The controversial Vosloorus CAS 375/1/2019 docket, which was opened five years after the murder of former Orlando Pirates goalkeeper, Senzo Meyiwa, may contain statements that were obtained through torture of those who gave them.

State witness, Mthokozisi Thwala, has told the North Gauteng High Court in Pretoria that in January 2019, the month the docket was opened, he was suddenly picked up by two police officers at his Umlazi home in Durban under the pretext that he was going to attend an identification parade. He says it would later turn out the real reason he was picked up was to torture him to admit having been the one who had killed Meyiwa on the night of 26 October 2014.

“From 2014 until 13 January 2019, police would call me at least two days before but this time around they didn’t. I told them this was the first time that they had just arrived. They told me that these people had just been arrested and needed to be identified,” says Thwala.

He says he was under the impression that the parade would be in Pietermaritzburg but he was told it would held in Johannesburg. I asked if we could not leave the following day.

They said I had made an oath that I would always be available. I asked them to wait for my mother who then arrived and they explained to her,” says Thwala.

He says he was driven all the way to Gauteng where he was taken to the office of the Investigating Officer of the second docket, Lieutenant-Colonel Joyce Buthelezi in Pretoria where he was tortured throughout the night.

Proceedings had to be paused for a moment when teary-eyed Thwala started sobbing and had been given sometime to gather himself again when he started recalling the torture.

He says while he was waiting in what looked like Buthelezi’s office, two arrived and took away his phone, “and then they asked me, why did you kill Senzo?’ In 2020, Muzi Sibiya, Bongani Sandiso Ntanzi, Mthobisi Prince Mncube, Mthokoziseni Ziphozonnke Maphisa, and Fisokuhle Ntuli were charged with Meyiwa’s murder, attempted murder of other witnesses, robbery with aggravating circumstances, unlawful possession of a firearm and possession of ammunition. They have pleaded not guilty to the charges.

It is the state’s case that on the night of 26 October 2014, two intruders allegedly stormed into Kelly Khumalo’s mother, Gladness’ house in Vosloorus where Meyiwa, Madlala, Gladness, Kelly, Zandi Khumalo, Longwe Twala, and Mthokozisi Thwala were sitting in the lounge watching TV.

The alleged first intruder, who was short, had a hat on, had dreadlocks, and armed with a gun, is said to have demanded cellphones and money.

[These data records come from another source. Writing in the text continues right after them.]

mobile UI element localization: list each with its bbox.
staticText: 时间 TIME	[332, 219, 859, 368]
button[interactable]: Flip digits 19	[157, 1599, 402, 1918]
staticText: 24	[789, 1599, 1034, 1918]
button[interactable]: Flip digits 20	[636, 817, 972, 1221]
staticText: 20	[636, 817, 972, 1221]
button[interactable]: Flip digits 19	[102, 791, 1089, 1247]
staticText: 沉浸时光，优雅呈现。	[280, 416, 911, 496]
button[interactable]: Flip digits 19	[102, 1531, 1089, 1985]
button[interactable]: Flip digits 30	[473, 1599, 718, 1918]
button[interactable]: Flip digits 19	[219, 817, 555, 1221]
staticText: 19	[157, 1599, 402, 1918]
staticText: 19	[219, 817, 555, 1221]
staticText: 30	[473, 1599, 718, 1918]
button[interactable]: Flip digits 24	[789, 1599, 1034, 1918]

This was moments before he was pushed over by Longwe Twala as he (Longwe) ran out of the house just before a commotion ensued in the house in the presence of the second alleged intruder, before a shot that killed Meyiwa went off.

Thwala has so far corroborated this version of events.

Thwala says even after the torture he was asked to make a statement saying that he was not in the house the night Meyiwa was shot. In his evidence in court, he was in the house when the shot was fired and it was after that, that he ran out of the house, jumped over the gates of the house next door, before he jumped the wall back into Kelly’s home to find Meyiwa lying with a bullet would to the chest.

He says he was asked to send through this statement via WhatsApp which he did, but wrote it his way and not as instructed by Lt-Colonel Buthelezi.